Write a function that splits an array (first argument) into groups the length of size (second argument) and returns them as a two-dimensional array.

Hint: 1
The links above suggest to use Array.push(), so let’s start by first creating a new array to store the smaller arrays we will soon have

Hint: 2
Next we’ll need a for loop to loop through arr.

Hint: 3
Finally, we need a method to do the actual splitting and we can use Array.slice() to do that. The key to this Algorithm is understanding how a for loop, size, Array.slice() and Array.push() all work together.

I’ve made tests with slice and splice, with and without the iterator that got me close, but they’re not what the challenge requests.

I didn’t know I needed this until now that you suggested me. I never wrote one, so I’m not sure how to do it. This is my try:

  1. Create an empty array to add the sliced subarrays.
  2. Iterate the input array to get each element.
  3. I must use slice method so that the iteration is made each size’s value times
  4. I push the sliced elements on new arrays.
  5. I should probably let the iteration know where to stop, so each array is of the size of the given value and doesn’t keep iterating, and move on the next items.

If this is wrong, perhaps you could point me to a template of how should be done/written. I’m not sure if I’m missing a step either.

1 Like

That’s a very quite a good attempt, actually. That’s exactly what you need to do.

Now, that you have the steps, convert each step into code. If you encounter, a problem, change the order of the steps, if you have to and do that until all your conditions are met.

One more important thing to ensure is that you consider every use case, for example - what if the 2nd argument is greater than the actual length of the array provided, or what if the array is actually empty. In this way you are making your code error proof.

Keep at it.

2 Likes

I’ve managed to get here:

function chunkArrayInGroups(arr, size) {
  
  var end=[];
    
  for(var i = 0; i<arr.length; i+=size) {
  
    var arr1=arr.slice(0,size);
   
   end.push(arr1); 
  }
  console.log(end);
}

Test case:

chunkArrayInGroups([0, 1, 2, 3, 4, 5, 6], 3); //should return [[0, 1, 2], [3, 4, 5], [6]].

So, I have the arrays of the size of size, but I can’t figure out how to tell the iterator to keep moving to next group of items.

Can’t figure it out. Sorry I’ve wasted your time.

I assume due the first answer that is not suggested to move forward if I’m stuck, so that’s pretty much the answer I needed, actually.
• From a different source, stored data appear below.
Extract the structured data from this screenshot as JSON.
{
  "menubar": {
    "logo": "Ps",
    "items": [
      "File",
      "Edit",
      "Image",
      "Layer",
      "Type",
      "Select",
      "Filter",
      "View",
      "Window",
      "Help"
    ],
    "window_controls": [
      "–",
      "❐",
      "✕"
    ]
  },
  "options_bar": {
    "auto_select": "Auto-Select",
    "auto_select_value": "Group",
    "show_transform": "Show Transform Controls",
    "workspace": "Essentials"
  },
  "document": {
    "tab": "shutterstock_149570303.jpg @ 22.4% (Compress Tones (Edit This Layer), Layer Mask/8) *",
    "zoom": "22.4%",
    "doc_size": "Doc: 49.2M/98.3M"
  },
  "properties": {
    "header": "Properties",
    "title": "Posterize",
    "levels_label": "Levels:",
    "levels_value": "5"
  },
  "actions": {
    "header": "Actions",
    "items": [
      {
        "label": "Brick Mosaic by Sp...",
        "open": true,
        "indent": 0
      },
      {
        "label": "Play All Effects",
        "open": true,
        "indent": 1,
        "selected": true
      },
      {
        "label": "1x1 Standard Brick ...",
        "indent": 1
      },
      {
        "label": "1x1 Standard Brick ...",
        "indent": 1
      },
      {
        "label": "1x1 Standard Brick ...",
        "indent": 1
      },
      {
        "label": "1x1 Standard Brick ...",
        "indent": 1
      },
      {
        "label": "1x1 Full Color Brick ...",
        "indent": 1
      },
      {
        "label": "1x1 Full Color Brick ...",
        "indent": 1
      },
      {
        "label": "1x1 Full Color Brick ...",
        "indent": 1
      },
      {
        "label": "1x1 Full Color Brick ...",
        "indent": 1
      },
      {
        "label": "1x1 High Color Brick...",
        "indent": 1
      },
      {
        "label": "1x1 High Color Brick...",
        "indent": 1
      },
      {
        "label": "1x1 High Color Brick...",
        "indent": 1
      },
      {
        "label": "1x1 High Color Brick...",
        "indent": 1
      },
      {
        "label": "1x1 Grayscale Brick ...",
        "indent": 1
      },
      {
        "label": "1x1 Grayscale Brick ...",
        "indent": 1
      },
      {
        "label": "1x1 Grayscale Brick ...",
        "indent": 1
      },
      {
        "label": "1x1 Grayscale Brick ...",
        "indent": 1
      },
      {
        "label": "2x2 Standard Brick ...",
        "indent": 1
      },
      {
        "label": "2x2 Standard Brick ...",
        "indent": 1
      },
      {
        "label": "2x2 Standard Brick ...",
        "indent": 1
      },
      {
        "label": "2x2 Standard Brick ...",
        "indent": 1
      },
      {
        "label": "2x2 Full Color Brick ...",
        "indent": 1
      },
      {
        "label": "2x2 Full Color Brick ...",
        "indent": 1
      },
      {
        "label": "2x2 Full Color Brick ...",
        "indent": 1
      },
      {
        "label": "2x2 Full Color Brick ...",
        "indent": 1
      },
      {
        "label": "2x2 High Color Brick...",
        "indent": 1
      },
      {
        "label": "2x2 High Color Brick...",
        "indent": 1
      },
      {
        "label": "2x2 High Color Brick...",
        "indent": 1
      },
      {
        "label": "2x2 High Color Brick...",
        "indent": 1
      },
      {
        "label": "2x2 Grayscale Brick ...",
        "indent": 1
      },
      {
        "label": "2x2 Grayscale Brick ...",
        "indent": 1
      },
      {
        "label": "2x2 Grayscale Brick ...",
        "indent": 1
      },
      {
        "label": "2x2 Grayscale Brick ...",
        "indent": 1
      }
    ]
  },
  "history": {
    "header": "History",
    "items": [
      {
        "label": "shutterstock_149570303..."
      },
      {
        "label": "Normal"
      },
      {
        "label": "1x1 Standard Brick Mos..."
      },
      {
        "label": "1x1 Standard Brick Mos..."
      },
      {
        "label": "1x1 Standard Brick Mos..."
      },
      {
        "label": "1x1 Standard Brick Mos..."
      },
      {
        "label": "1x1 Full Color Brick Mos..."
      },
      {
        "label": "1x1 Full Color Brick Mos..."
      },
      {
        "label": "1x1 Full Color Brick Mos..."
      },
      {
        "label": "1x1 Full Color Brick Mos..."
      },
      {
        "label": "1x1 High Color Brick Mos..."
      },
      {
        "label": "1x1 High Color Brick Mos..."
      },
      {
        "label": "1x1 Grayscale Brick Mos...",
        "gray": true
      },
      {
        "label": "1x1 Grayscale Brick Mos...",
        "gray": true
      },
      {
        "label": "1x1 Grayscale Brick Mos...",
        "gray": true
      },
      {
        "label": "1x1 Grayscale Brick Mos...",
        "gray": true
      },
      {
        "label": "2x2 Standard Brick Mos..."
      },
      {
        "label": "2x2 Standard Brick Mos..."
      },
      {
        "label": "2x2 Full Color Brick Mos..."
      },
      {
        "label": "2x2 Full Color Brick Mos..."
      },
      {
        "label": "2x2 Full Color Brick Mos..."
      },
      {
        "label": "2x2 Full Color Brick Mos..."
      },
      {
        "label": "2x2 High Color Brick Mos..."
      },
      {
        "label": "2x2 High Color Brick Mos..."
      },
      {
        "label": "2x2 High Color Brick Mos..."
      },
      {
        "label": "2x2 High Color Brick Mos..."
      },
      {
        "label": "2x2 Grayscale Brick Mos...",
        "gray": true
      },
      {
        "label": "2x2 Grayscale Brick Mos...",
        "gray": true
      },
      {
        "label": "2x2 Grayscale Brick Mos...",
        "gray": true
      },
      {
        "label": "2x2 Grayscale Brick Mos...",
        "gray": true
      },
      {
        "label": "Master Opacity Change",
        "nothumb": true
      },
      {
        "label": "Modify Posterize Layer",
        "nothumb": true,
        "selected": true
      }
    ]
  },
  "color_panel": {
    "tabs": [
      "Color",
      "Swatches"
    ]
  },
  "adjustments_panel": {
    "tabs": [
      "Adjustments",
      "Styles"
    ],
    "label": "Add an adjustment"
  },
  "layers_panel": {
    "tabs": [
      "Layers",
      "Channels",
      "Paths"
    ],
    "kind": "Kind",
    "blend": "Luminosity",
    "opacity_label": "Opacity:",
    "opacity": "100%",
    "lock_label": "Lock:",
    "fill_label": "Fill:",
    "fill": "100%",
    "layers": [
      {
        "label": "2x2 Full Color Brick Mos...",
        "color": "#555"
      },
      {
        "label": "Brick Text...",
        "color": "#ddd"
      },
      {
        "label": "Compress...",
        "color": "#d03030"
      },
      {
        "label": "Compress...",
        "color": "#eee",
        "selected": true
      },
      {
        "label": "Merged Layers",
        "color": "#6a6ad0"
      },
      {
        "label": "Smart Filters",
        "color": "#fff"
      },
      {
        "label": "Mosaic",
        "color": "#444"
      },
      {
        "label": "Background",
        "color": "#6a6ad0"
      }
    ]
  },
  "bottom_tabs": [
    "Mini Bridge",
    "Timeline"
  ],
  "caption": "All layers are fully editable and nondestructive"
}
You can close this case or whatever it’s needed to do to set it as closed.
Really appreciated your time and help.

I will give you a hint:

You have the correct for loop declaration:

for(var i = 0; i<arr.length; i+=size) {

Since the first iteration will start with i = 0 and the second iteration will be i = 3 and the third iteration i = 6
and since the first parameter of slice dictates the starting index of the slice and the second parameter of slice dictates the end (up to not including end) index, then you could use:

var arr1=arr.slice(i,size + ???);

Now variable i will always start with the correct index in arr to make the slice. I left your size variable in there, but you need to add something (represented by the ??? above) to size. If you don’t add something to size, the ending parameter will always be 3 (in this example) which will only work in the first iteration. Other iterations would slice an empty array, resulting in newArray looking like [ [ 0, 1, 2 ], [], [] ].

2 Likes

The answer is size+i.
I understand why I must use i as first value for the slice, as it will hold the current array item at the same time as iterates, but probably would never arrive to the conclusion that the ending must be size+i. Although, I understand now that adding the i to the size, makes the slicer to move n positions to continue with the next items.

I feel I’ve done nothing to solve the challenge and this one supposes to be easy. Spent two weeks on it.
Do you have some advice for me on that?

I sincerely thank you for your help and advice. If I’m stuck again (hope not too soon) I wish we could interact again. Congratulations on your work.